“Para vos, ¿yo parezco un monstruo?”, pregunta el tímido Keith a la asustada Tess. Quizá a ella no le parezca un monstruo: su apariencia es la de un tipo “bien”, prolijo, clase media, educado. Para nosotros, espectadores, definitivamente se parece, sí, ya que el actor Bill Skarsgård es el que hizo del payaso Pennywise en la reciente versión cinematográfica de It (2017 y 2019). Todo bien, es una información extradiégesis que no necesariamente el personaje Tess tiene en consideración. Pero lo que ella sí tiene en consideración (y nosotros también) es que los mayores peligros se encuentran allí donde no parece.
La película es inquietante desde los primeros segundos, aun si hacemos caso omiso de la música siniestra, que imita el Requiem de György Ligeti con sus clusters de gritos angustiosos. En una noche lluviosa, llega la muchacha y descubre que el Airbnb que alquiló queda en un barrio casi abandonado, algo siniestro. Para colmo, se encuentra con que, por equívoco (¿o no?), la casa ya estaba ocupada por Keith. Nadie contesta el teléfono de quienes administran la propiedad y los hoteles de la zona están todos ocupados porque hay un congreso. Él le propone que compartan la casa. Ella no tiene mucha alternativa, pero vive esa noche con todas las prevenciones que están cada vez más presentes entre las mujeres, y en especial entre las jovencitas, frente a la conciencia de los horrores que realmente ocurren todos los días a tantas como ellas, factor agravado por las películas que explotan ese terror de maneras imaginativas, desde Psicosis (1960) hasta la reciente (y excelente) Fresh de Mimi Cave (2022). ¿Ella puede arriesgarse a tomar el té que él le preparó? ¿O el vino que le sirve? Uy, la cerradura del cuarto en que le tocó dormir es medio enclenque...
Hablando de Psicosis, al igual que en ese clásico de Alfred Hitchcock, hay una vuelta de tuerca radical, más o menos en el mismo punto del metraje, y es como si la película volviera a empezar. No es la misma vuelta de tuerca exactamente que en Psicosis, porque eso hubiera sido demasiado predecible, aunque sí involucra a una madre vieja.

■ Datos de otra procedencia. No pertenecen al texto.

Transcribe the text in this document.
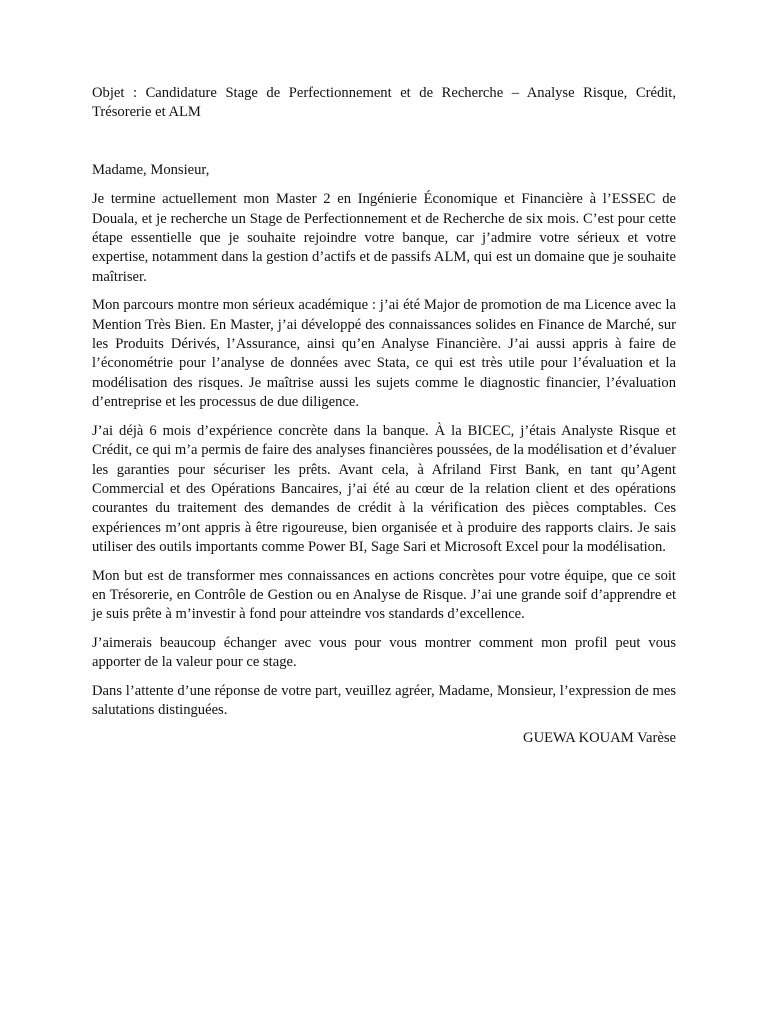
Objet : Candidature Stage de Perfectionnement et de Recherche – Analyse Risque, Crédit, Trésorerie et ALM

Madame, Monsieur,

Je termine actuellement mon Master 2 en Ingénierie Économique et Financière à l’ESSEC de Douala, et je recherche un Stage de Perfectionnement et de Recherche de six mois. C’est pour cette étape essentielle que je souhaite rejoindre votre banque, car j’admire votre sérieux et votre expertise, notamment dans la gestion d’actifs et de passifs ALM, qui est un domaine que je souhaite maîtriser.

Mon parcours montre mon sérieux académique : j’ai été Major de promotion de ma Licence avec la Mention Très Bien. En Master, j’ai développé des connaissances solides en Finance de Marché, sur les Produits Dérivés, l’Assurance, ainsi qu’en Analyse Financière. J’ai aussi appris à faire de l’économétrie pour l’analyse de données avec Stata, ce qui est très utile pour l’évaluation et la modélisation des risques. Je maîtrise aussi les sujets comme le diagnostic financier, l’évaluation d’entreprise et les processus de due diligence.

J’ai déjà 6 mois d’expérience concrète dans la banque. À la BICEC, j’étais Analyste Risque et Crédit, ce qui m’a permis de faire des analyses financières poussées, de la modélisation et d’évaluer les garanties pour sécuriser les prêts. Avant cela, à Afriland First Bank, en tant qu’Agent Commercial et des Opérations Bancaires, j’ai été au cœur de la relation client et des opérations courantes du traitement des demandes de crédit à la vérification des pièces comptables. Ces expériences m’ont appris à être rigoureuse, bien organisée et à produire des rapports clairs. Je sais utiliser des outils importants comme Power BI, Sage Sari et Microsoft Excel pour la modélisation.

Mon but est de transformer mes connaissances en actions concrètes pour votre équipe, que ce soit en Trésorerie, en Contrôle de Gestion ou en Analyse de Risque. J’ai une grande soif d’apprendre et je suis prête à m’investir à fond pour atteindre vos standards d’excellence.

J’aimerais beaucoup échanger avec vous pour vous montrer comment mon profil peut vous apporter de la valeur pour ce stage.

Dans l’attente d’une réponse de votre part, veuillez agréer, Madame, Monsieur, l’expression de mes salutations distinguées.

GUEWA KOUAM Varèse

El desconcierto que provoca es equivalente. Luego la película es una serie de sorpresas tremendamente bien urdidas. Algunas explicaciones científicas están cerca de lo risible, pero eso termina entrando en el juego, porque la película es bienhumorada (otra cosa que tiene en común con Fresh). Nos reímos de unos toques cómicos, y nos reímos de nosotros mismos que saltamos de la silla, de susto y de angustia, aun a sabiendas de que estamos ante una ficción proyectada en una pantalla. Hay distintas situaciones en que vislumbramos una posible salvación, sólo para que nuestras esperanzas se deshagan y haya que buscar alguna otra vuelta.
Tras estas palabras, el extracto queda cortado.